Я охотно готов повиниться: обращаю внимание на «пустяки». Но что же делать, если они так режут ухо? Я верю поэту: «земная слава — как дым, не этого я просила». Не для этого хотелось ей жить, «не для страсти, не для забавы — для великой земной любви». Тема невоплощенной любви — тема и «Четок» и «Белой стаи» — остается основной и в «Anno Domini MCMXXI». По-прежнему — «горько люблю»; по-прежнему — «лохмотья сиротства я, как брачные ризы, ношу»; и все выше и выше — «убывающей любови звезда восходит для меня». Третья ступень — осознание того, что было лишь игрой на первой ступени, что было лишь полуосознанным чувством на второй. Острое, тонкое, яркое выявление боли этой — поэзия Анны Ах-матовой, поэзия, занимающая свое высокое, но узкое место в поэтическом ряду. До Блока — далеко, но и от Михаила Кузмина — тоже далеко.

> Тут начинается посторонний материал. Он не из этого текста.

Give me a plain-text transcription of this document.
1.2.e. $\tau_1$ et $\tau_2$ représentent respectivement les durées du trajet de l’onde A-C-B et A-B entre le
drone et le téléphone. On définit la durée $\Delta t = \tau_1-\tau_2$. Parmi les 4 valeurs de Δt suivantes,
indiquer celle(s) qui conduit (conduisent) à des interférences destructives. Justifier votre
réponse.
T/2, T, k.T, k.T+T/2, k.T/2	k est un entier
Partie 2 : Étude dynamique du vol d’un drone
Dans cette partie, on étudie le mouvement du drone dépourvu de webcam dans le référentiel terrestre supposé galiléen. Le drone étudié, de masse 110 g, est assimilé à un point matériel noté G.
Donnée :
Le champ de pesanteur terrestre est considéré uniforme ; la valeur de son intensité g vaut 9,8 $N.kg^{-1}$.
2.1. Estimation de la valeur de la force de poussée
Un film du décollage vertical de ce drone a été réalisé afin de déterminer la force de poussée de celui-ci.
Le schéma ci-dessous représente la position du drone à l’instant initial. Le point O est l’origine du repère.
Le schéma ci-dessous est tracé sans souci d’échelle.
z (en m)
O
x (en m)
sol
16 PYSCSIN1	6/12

Острое, личное, интимное, — не претворено в народное, человеческое, мировое. Оттого и годы «Anno Domini MCMXXI» — годы 1917–1921 — не жгут и не горят на искренних страницах стихов Анны Ахматовой. Как будто бы не огневой тысяча девятьсот восемнадцатый, а действительно, какой-то millesimo nongentesimus duodevicesimus… «Нам встречи нет. Мы в разных станах. Туда ль зовешь меня, наглец»… — это сказала она (и плохо, поэтически плохо сказала) не только в «Anno Domini» 1921-м, но и тремя годами ранее. А ведь тогда писалось «Двенадцать»! И годом раньше, когда загоралось мировое чудо, когда звенели все сердца всего живого в человечестве — тогда муза Анны Ахматовой, божественно спокойна и легка, писала совсем о другом: о том, что — увы! — кончились былые чудесные дни…
Теперь никто не станет слушать песен,
Предсказанные наступили дни.
Моя последняя, мир больше не чудесен,
Не разрывай мне сердца, не звени.
Нельзя от поэта требовать, чтобы он откликался душою на то, чего не чувствует. И не надо требовать от Анны Ахматовой откликов на мировые потрясения. Надо просто принять личную, острую, глубокую ее поэзию, вышедшую из малого круга жизни — хотя и не на широкий жизненный простор.